Qantas CEO Alan Joyce used his appearance before a Senate committee on Monday to hit back at proposed changes to the Qantas Sale Act that he said would force the company to cut routes and either sell or shutter budget subsidiary Jetstar.
The union backed changes, introduced by independent Senator Nick Xenophon and co-sponsored by Greens leader Senator Bob Brown, would force Qantas to move Jetstar maintenance to Australia and require the carrier to pay overseas-based crew at local wages during some flights.
While the legislation is seen as having little chance of passage, Joyce made a forceful case against the changes. The requirement to pay overseas crew local rates would force Qantas to slash flights to Darwin and Cairns, he said, while the need to perform maintenance in Australia would leave Jetstar facing competitors with far lower labour costs.

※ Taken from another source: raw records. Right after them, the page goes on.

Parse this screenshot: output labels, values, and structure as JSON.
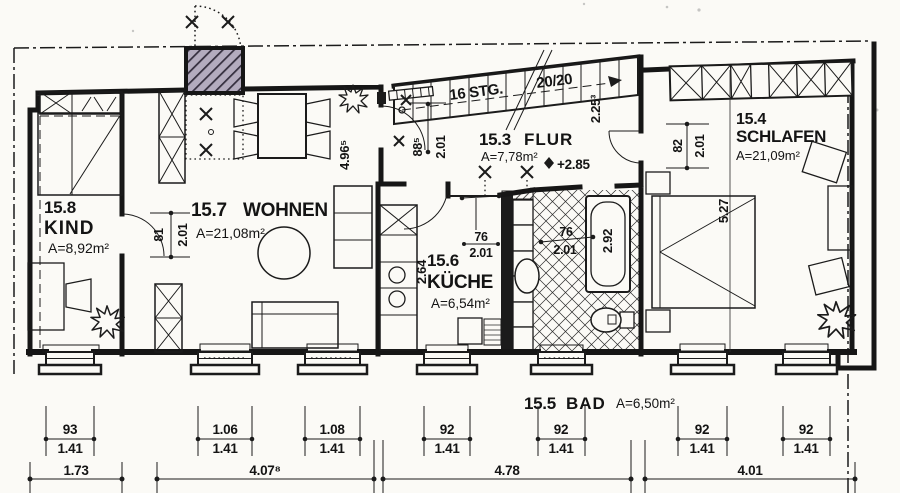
{
  "rooms": {
    "kind": {
      "num": "15.8",
      "name": "KIND",
      "area": "A=8,92m²"
    },
    "wohnen": {
      "num": "15.7",
      "name": "WOHNEN",
      "area": "A=21,08m²"
    },
    "flur": {
      "num": "15.3",
      "name": "FLUR",
      "area": "A=7,78m²"
    },
    "kueche": {
      "num": "15.6",
      "name": "KÜCHE",
      "area": "A=6,54m²"
    },
    "bad": {
      "num": "15.5",
      "name": "BAD",
      "area": "A=6,50m²"
    },
    "schlafen": {
      "num": "15.4",
      "name": "SCHLAFEN",
      "area": "A=21,09m²"
    }
  },
  "stairs": {
    "steps": "16 STG.",
    "ratio": "20/20"
  },
  "level_marker": "+2.85",
  "door_dims": {
    "kind": {
      "w": "81",
      "h": "2.01"
    },
    "wohnen_flur": {
      "w": "88⁵",
      "h": "2.01"
    },
    "kueche": {
      "w": "76",
      "h": "2.01"
    },
    "bad": {
      "w": "76",
      "h": "2.01"
    },
    "schlafen": {
      "w": "82",
      "h": "2.01"
    }
  },
  "room_dims": {
    "wohnen_height": "4.96⁵",
    "flur_width": "2.25³",
    "kueche_depth": "2.64",
    "bad_tub": "2.92",
    "schlafen_height": "5.27"
  },
  "window_dims": [
    {
      "w": "93",
      "h": "1.41"
    },
    {
      "w": "1.06",
      "h": "1.41"
    },
    {
      "w": "1.08",
      "h": "1.41"
    },
    {
      "w": "92",
      "h": "1.41"
    },
    {
      "w": "92",
      "h": "1.41"
    },
    {
      "w": "92",
      "h": "1.41"
    },
    {
      "w": "92",
      "h": "1.41"
    }
  ],
  "chain_dims": [
    {
      "value": "1.73"
    },
    {
      "value": "4.07⁸"
    },
    {
      "value": "4.78"
    },
    {
      "value": "4.01"
    }
  ],
  "colors": {
    "ink": "#1b1b1b",
    "paper": "#fbfaf6",
    "chimney_fill": "#b3abbe",
    "tile_line": "#2c2c2c"
  }
}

“Those of us running Qantas would have to face a choice: allow Jetstar to fail within the confines of the Qantas Sale Act, or sell it to allow it to succeed outside it,” Joyce said.
Qantas pays foreign crew about $2000 a month, compared to $5000-$6000 a month for Australian crew, airline executive have said. But they point out that this is still far more than the average $1000 a month paid to cabin crew in developed Asian countries.
Still, the offshoring of Qantas jobs has emerged as a major flash point in labour battles between the Flying Kangaroo and its unions over the past year, and Xenophon said preserving Australian jobs remains the key issue. He said paying overseas crew at local rates would have a “minuscule” impact on the airline’s costs and criticised as ridiculous Joyce’s assertion that the changes would make Darwin and Cairns routes unviable.